原著
耳鼻咽喉科外来患者のメチシリン耐性黄色ブドウ球菌感染について—ある乳児院における連続発症例を含めた検討
著者:
小川浩司
,
橋口一弘
,
山下亮子
,
中村ちなみ
,
吾妻猛
,
福田沢子
,
鈴木孝美
ページ範囲:P.355 - P.359
はじめに
メチシリン耐性黄色ブドウ球菌(Methicillin-resistant Staphylococcus;以下MRSAと省略)はわが国では1980年代はじめより増えはじめ,現在も増加傾向にあるといわれている。

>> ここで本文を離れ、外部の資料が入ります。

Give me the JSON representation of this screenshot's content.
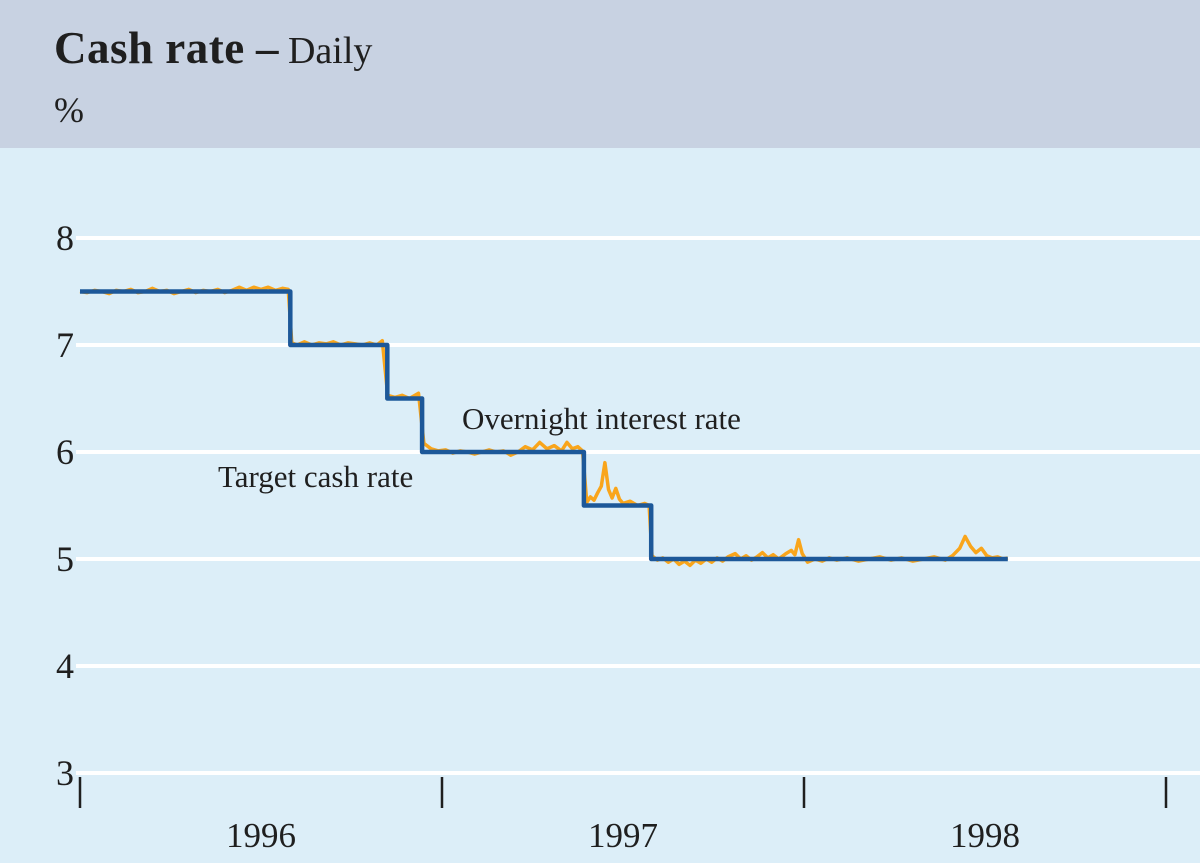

この菌が注目されるのは,ペニシリンばかりではなく,多剤に対し耐性を示し,高齢者などの免疫能が低下している患者(compromised host)などでは,MRSAの感染によって死に至る場合があること,そしてこの菌が多くの場合院内感染の関与,とくに医療従事者の手指を介して伝搬されることが指摘されているからである1,2)。したがって医事訴訟をはじめとする社会的な問題に発展する可能性すらあるからである。
一般的には入院での感染が多く外来患者では少ないとされているが,われわれは最近一乳児院(児童福祉施設)で多発したMRSAによる耳感染症を経験した。おそらくこども達を世話する保母(父)を介して伝搬したのではないかと考え,保母(父)たちの鼻前庭より検体を摂って調べ,MRSA保有率がきわめて高いことなどの興味深い知見を得たのでこれを報告し,耳鼻咽喉科外来での本菌の検出状況や治療上の問題について考えてみたい。